Those who follow independent news outlets such as the Ring of Fire network have probably heard of Wendell Potter. For those who have not, Potter is a former CIGNA executive-turned-whistleblower who, for the past several years, has been exposing the dirty little secrets of America’s for-profit health insurance industry.

It is an industry that cannot be bothered to cover vital treatments for those who pay their premiums when those treatments cut too far into their bottom line – but has no problem paying its CEOs exorbitant salaries, operating private luxury jets, and installing solid gold plumbing fixtures in their executive washrooms. Naturally, most of the mainstream corporate media has marginalized Potter, or ignored him – but a few outlets are finally realizing that the travesty that is the U.S. for-profit health care “system” can no longer be ignored.

The fact is that American health insurers are murdering people in the name of profits – and nothing illustrates this better than the role this perverse industry has played in fueling the nation’s opioid crisis.

The story appeared in the New York Times this past September, but has flown largely under the radar. While blame has been cast on Big Pharma, prescription drug distributors, and doctors who operate “pill mills,” the role of the health insurance industry in creating opioid addicts has been largely ignored.

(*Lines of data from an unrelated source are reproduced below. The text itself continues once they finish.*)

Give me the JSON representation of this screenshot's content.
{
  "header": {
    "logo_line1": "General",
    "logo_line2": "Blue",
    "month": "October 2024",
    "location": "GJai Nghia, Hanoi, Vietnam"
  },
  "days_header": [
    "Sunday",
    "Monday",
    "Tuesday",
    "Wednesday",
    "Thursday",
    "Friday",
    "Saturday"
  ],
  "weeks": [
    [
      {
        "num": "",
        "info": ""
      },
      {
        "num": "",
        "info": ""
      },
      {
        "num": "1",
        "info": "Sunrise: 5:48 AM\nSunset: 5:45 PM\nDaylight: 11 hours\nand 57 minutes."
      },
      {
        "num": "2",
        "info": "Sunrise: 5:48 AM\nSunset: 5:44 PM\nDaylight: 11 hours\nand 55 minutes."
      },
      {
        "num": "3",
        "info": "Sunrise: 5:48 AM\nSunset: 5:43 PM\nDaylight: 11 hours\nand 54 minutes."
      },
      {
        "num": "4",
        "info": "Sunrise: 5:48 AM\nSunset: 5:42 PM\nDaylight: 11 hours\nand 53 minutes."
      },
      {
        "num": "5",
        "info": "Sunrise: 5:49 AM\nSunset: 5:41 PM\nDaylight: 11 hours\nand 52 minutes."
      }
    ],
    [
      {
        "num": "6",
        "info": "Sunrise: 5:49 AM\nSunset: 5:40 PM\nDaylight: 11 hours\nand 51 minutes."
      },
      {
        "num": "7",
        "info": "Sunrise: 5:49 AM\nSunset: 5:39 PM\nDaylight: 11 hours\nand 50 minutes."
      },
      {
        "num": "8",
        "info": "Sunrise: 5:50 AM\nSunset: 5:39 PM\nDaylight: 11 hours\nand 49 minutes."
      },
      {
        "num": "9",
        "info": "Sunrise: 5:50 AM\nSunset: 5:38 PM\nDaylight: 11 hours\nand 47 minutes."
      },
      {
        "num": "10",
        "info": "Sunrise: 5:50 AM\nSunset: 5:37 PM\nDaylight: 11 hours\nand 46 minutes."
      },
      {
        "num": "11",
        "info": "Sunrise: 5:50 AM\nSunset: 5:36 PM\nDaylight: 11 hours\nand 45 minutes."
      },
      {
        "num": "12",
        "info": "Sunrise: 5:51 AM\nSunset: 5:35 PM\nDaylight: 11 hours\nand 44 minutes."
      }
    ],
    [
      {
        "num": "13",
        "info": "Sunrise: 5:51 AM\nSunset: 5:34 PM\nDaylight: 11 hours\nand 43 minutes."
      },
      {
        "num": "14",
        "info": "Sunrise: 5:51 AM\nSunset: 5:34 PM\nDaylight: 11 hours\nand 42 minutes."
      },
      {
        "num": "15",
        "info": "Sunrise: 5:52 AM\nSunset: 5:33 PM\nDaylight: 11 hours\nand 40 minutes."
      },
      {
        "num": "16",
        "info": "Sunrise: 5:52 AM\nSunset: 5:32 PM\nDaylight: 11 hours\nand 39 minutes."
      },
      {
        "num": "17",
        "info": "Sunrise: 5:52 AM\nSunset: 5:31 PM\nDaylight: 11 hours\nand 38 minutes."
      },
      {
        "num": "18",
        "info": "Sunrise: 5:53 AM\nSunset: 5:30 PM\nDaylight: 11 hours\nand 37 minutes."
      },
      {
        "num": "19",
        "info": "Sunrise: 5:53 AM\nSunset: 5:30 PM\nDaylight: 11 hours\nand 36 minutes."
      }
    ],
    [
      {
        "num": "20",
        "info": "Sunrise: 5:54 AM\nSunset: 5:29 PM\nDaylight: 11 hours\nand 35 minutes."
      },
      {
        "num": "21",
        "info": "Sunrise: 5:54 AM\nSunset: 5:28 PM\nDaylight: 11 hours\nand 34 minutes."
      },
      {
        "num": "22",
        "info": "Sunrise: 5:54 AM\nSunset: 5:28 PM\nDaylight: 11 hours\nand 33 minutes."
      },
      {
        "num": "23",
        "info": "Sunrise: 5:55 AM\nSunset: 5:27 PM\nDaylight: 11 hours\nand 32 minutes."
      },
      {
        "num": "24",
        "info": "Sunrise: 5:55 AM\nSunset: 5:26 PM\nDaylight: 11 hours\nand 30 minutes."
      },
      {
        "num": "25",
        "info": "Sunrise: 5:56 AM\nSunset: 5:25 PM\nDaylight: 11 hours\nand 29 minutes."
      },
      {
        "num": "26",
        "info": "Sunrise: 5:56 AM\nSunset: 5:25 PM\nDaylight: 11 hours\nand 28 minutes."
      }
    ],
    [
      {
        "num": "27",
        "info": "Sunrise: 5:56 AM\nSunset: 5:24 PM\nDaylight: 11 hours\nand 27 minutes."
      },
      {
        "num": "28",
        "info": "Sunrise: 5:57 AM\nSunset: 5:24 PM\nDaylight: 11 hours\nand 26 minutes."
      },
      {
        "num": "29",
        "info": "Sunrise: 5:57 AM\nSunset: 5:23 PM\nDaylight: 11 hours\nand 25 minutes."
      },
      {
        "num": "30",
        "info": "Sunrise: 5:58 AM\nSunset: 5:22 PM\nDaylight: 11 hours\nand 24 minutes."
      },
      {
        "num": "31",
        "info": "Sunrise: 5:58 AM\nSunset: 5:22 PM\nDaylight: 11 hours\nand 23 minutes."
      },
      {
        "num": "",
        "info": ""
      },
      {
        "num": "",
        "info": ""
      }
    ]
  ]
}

It is no secret that doctors prescribe highly-addictive opioid painkillers, but here is the dirty little secret: there are far less addictive alternatives available.

Doctors are aware of these alternatives, but rarely prescribe them – because America’s private, for-profit health insurance companies won’t cover the costs, unless a doctor wants to jump through endless hoops and fight a long, drawn-out battle with these insurers in attempts to justify the costs. It’s a fight for which most doctors have neither the time nor the resources – and insurers know it.

The problem is that Big Pharma has been making those opioid alternatives expensive – and covering those costs would cut too deeply into the insurance company’s precious profits. Addiction treatment is also too costly for insurers to risk having to forego maintenance of those private jets or handing a $10 million bonus to the head of the company or expecting their wealthy shareholders to take a smaller return on their investment.

Herein lies the heart of the problem with the U.S. health care “system” that costs more than that of any other country – and has the worst outcomes. Even the Affordable Care Act, while doing a great deal of good, has failed many Americans. Case in point – Laurie St. Clair, a 52-year-old grandmother from California who died needlessly because Health Net and HealthCare LA were too busy fighting over which company was going to pick up the bill for her needed liver transplant. St. Clair’s physician had informed her that she was in need of a liver transplant the previous summer, but because the surgeons who were able to do the transplant were “out of network,” it was deemed necessary by Health Net’s accountants that the work needed to be contracted out to a different insurer.

While the two companies spent four months bickering over which one would ultimately pay for the surgery, St. Clair’s condition quickly deteriorated. Despite repeated and increasingly desperate requests, St. Clair was allowed to die on November 10th, 2015 – all because two fabulously profitable insurance companies couldn’t agree on who was going to pay for it. Last month, the St. Clair family filed a wrongful death lawsuit against the companies, alleging that they “callously ignored” Laurie’s need for treatment. Travis Corby, who is representing the St. Clair family, said, “No person in this country should be forced to wait months just to receive an initial consultation for life-saving treatment. Laurie died without even having a chance at receiving the care she deserved.” He adds,

HMOs like Health Net and HealthCare LA should not be permitted to make patients wait in perilous condition while it spends months ‘ negotiating’ a contract and looking to save itself money on care that should be immediately available to its insureds. It is death by bureaucracy.”

Unfortunately, that is the state of American health care, the ACA notwithstanding – and if this corrupt and hypocritical GOP administration and Congress has its way, Americans won’t even have that.